The hardware provides a Memory Management Unit. It is a piece of circuitry which is able to intercept and alter any memory access. Whenever the processor accesses the RAM, e.g. to read the next instruction to execute, or as a data access triggered by an instruction, it does so at some address which is, roughly speaking, a 32-bit value. A 32-bit word can have a bit more than 4 billions distinct values, so there is an address space of 4 GB: that's the number of bytes which could have a unique address.
So the processor sends out the request to its memory subsystem, as "fetch the byte at address x and give it back to me". The request goes through the MMU, which decides what to do with the request. The MMU virtually splits the 4 GB space into pages; page size depends on the hardware you use, but typical sizes are 4 and 8 kB. The MMU uses tables which tell it what to do with accesses for each page: either the access is granted with a rewritten address (the page entry says: "yes, the page containing address x exists, it is in physical RAM at address y") or rejected, at which point the kernel is invoked to handle things further. The kernel may decide to kill the offending process, or to do some work and alter the MMU tables so that the access may be tried again, this time successfully.

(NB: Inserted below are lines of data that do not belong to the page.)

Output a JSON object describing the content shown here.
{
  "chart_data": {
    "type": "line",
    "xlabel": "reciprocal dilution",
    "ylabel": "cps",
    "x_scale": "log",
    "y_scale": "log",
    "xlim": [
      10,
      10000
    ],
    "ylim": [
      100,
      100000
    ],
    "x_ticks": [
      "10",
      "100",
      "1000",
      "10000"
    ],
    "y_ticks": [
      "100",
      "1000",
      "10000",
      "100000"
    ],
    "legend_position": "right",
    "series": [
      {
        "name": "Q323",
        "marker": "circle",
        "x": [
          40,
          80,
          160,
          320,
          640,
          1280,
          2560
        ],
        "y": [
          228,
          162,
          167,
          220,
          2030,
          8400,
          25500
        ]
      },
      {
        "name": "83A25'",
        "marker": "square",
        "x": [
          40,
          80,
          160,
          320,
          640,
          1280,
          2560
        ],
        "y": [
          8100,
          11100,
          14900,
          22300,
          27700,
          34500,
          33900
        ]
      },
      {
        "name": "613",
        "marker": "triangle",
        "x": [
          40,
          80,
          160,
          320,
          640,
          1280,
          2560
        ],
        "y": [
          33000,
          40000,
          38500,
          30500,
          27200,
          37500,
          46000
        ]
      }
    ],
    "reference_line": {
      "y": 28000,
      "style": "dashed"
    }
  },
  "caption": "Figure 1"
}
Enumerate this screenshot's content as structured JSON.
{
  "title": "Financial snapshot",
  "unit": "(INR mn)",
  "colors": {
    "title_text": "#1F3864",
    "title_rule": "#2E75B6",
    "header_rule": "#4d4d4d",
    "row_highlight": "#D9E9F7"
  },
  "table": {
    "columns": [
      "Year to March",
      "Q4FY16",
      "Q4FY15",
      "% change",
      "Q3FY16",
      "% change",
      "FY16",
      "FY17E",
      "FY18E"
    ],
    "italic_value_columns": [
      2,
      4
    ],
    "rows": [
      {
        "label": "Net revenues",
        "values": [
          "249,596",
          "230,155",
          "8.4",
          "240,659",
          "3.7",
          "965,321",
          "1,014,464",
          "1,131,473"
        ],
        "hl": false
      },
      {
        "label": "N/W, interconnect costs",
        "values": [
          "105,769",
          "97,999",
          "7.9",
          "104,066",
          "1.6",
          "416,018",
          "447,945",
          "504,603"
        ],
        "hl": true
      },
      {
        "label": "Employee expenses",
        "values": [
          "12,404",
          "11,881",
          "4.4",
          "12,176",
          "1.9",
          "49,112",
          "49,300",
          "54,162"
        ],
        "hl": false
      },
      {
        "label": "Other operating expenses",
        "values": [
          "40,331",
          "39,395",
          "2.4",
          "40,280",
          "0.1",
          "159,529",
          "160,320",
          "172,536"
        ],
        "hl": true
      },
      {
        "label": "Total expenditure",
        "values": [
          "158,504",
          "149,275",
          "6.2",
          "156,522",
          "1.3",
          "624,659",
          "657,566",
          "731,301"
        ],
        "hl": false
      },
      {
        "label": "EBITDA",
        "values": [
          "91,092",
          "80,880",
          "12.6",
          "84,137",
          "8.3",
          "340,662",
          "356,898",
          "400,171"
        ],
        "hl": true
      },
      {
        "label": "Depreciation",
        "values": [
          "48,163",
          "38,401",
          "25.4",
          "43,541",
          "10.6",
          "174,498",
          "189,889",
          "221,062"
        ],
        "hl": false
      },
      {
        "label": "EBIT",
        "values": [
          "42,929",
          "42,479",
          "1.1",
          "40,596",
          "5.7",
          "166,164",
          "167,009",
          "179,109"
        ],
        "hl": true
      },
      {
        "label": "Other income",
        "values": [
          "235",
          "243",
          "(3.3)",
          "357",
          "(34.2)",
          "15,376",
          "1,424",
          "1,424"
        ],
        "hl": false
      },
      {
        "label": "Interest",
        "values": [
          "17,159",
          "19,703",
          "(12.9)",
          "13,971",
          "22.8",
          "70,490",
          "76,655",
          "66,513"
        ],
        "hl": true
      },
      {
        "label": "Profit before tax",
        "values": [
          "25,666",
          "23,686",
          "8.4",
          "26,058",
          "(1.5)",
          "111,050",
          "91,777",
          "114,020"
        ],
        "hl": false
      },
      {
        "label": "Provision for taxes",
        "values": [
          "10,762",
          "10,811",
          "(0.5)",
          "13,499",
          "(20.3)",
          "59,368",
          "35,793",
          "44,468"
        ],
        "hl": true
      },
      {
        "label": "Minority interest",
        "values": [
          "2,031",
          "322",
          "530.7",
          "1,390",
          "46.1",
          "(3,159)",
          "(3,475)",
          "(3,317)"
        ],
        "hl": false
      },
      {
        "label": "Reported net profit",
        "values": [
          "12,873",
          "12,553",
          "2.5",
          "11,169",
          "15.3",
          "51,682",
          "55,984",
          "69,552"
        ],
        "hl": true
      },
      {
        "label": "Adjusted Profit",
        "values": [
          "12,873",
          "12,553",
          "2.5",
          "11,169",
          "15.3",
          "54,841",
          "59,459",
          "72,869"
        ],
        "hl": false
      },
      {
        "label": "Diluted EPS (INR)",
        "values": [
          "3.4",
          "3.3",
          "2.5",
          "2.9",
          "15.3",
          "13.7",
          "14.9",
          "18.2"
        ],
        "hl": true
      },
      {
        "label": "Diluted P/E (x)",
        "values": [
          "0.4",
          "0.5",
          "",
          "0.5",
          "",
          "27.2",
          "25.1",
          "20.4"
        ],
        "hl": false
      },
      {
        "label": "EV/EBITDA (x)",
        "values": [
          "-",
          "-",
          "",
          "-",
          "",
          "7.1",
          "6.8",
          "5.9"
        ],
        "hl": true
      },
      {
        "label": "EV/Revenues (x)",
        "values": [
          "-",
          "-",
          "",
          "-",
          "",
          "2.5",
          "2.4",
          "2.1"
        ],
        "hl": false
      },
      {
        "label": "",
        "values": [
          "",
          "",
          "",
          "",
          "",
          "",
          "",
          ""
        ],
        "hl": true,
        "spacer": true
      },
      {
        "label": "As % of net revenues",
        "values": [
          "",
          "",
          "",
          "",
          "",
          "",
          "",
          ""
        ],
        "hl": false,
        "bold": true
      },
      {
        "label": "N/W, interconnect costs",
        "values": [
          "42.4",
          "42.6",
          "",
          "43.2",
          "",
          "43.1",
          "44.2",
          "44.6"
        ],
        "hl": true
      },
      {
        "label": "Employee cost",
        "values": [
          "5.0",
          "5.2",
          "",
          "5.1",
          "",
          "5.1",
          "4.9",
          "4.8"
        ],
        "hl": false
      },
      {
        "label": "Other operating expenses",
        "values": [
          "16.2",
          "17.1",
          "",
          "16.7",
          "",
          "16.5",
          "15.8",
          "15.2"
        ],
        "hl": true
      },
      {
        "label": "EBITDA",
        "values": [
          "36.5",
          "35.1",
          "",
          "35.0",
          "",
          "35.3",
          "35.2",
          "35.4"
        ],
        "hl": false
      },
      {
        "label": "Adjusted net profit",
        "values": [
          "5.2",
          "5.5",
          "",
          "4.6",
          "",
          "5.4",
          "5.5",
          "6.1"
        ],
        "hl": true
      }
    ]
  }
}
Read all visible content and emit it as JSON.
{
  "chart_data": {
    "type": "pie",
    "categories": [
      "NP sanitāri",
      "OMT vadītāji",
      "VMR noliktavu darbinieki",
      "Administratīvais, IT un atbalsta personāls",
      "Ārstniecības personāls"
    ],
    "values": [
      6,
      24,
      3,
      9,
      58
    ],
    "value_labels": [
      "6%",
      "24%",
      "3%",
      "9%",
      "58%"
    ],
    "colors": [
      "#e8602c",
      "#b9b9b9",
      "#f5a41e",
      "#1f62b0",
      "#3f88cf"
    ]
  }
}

This is the basis for virtual memory: from the point of view, the process has some RAM, but the kernel has moved it to the hard disk, in "swap space". The corresponding table is marked as "absent" in the MMU tables. When the process accesses his data, the MMU invokes the kernel, which fetches the data from the swap, puts it back at some free space in physical RAM, and alters the MMU tables to point at that space. The kernel then jumps back to the process code, right at the instruction which triggered the whole thing. The process code sees nothing of the whole business, except that the memory access took quite some time.
The MMU also handles access rights, which prevents a process from reading or writing data which belongs to other processes, or to the kernel. Each process has its own set of MMU tables, and the kernel manage those tables. Thus, each process has its own address space, as if it was alone on a machine with 4 GB of RAM -- except that the process had better not access memory that it did not allocate rightfully from the kernel, because the corresponding pages are marked as absent or forbidden.
When the kernel is invoked through a system call from some process, the kernel code must run within the address space of the process; so the kernel code must be somewhere in the address space of each process (but protected: the MMU tables prevent access to the kernel memory from unprivileged user code). Since code can contain hardcoded addresses, the kernel had better be at the same address for all processes; conventionally, in Linux, that address is 0xC0000000. The MMU tables for each process map that part of the address space to whatever physical RAM blocks the kernel was actually loaded upon boot. Note that the kernel memory is never swapped out (if the code which can read back data from swap space was itself swapped out, things would turn sour quite fast).
On a PC, things can be a bit more complicated, because there are 32-bit and 64-bit modes, and segment registers, and PAE (which acts as a kind of second-level MMU with huge pages). The basic concept remains the same: each process gets its own view of a virtual 4 GB address space, and the kernel uses the MMU to map each virtual page to an appropriate physical position in RAM, or nowhere at all.